In the late 1990s, a few rabbits of the old farm type were discovered in the care of an older woman, referred to as "Edith i Sjöskogen", living in Mellerud. She has kept rabbits since at least 1937, though the line was believed to be older still. The only known outcrossing to another population had been done in 1968, when two black and white rabbits, one buck and one doe, were added to the group. The population had earlier consisted of 15-20 animals on average, decreasing to lower numbers in recent years. A total of 7 animals were acquired from Edith in the early 2000s, providing the foundation animals for a breeding project to preserve the line. The Mellerud rabbit received official landrace status by Jordbruksverket in 2011.

Föreningen Gotlandskaninen ('Gotland Rabbit Society') is responsible for the preservation work of the Mellerud rabbit along with the Gotland rabbit. Registered rabbits are maintained in an official gene bank registry. As of 2013, approximately 160 registered Mellerud rabbits are registered with the Society and breeders aim to produce a higher number of animals to ensure high genetic diversity.

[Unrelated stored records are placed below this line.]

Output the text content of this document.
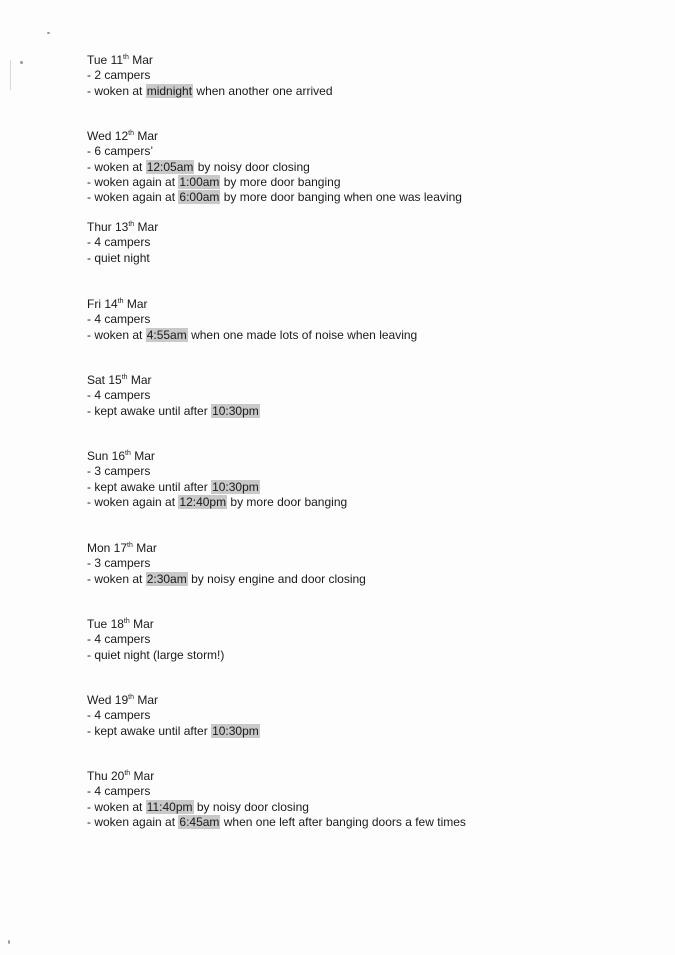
Tue 11th Mar
- 2 campers
- woken at midnight when another one arrived
Wed 12th Mar
- 6 campers’
- woken at 12:05am by noisy door closing
- woken again at 1:00am by more door banging
- woken again at 6:00am by more door banging when one was leaving
Thur 13th Mar
- 4 campers
- quiet night
Fri 14th Mar
- 4 campers
- woken at 4:55am when one made lots of noise when leaving
Sat 15th Mar
- 4 campers
- kept awake until after 10:30pm
Sun 16th Mar
- 3 campers
- kept awake until after 10:30pm
- woken again at 12:40pm by more door banging
Mon 17th Mar
- 3 campers
- woken at 2:30am by noisy engine and door closing
Tue 18th Mar
- 4 campers
- quiet night (large storm!)
Wed 19th Mar
- 4 campers
- kept awake until after 10:30pm
Thu 20th Mar
- 4 campers
- woken at 11:40pm by noisy door closing
- woken again at 6:45am when one left after banging doors a few times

==Appearance and personality==
The Mellerud rabbit is similar to the Gotland rabbit in terms of conformation. It is a medium-sized rabbit with an adult weight of 3–3.5 kg (6.6-7.7 lbs). The body of the doe is relatively elongated with a fine head while the buck is usually somewhat more compact with a rounder head and thicker muzzle. There is no weight difference between the sexes. The ears are of medium length and relatively thin, pointed rather than rounded. The eyes are somewhat large with an alert expression. The eyes are brown, blue or a mixture of the two.

The coat is short and fine. The colour is either albino or black with white spotting, referred to as Dutch markings. Because breeders have never strived to standardise the markings in the variety, there is a higher degree of variation in the white markings than in most traditional show breeds. Most Melleruds exhibit white muzzles, blazes to varying degrees, white front of chest and white frontpaws. The white may also extend to and include the sides of the face, the shoulders, the back and/or the hind legs.

The temperament of the Mellered rabbit is described as lively and curious. The Mellerud is often considered to be somewhat calmer than the Gotland rabbit, and also tends to produce somewhat smaller litters on average. The kits grow relatively slowly compared to modern production breeds, but in return require less feed. The landrace is considered hardy and few genetic defects are known.

==Requirements==
Mellerud rabbits are generally hardy and well adapted to living outdoors year round, provided they are protected against drafts and harsh sunlight.

Mellerud rabbit breeders strive to produce animals that can consist on natural types of feed, mainly a good quality hay, which may be replaced with fresh grass and other non-toxic plants during summertime. Traditional rabbit pellets may be too high in calories for landrace rabbits and should be viewed as an occasional treat or fed in only small quantities, rather than a staple. It is important that the rabbit always has access to fresh water.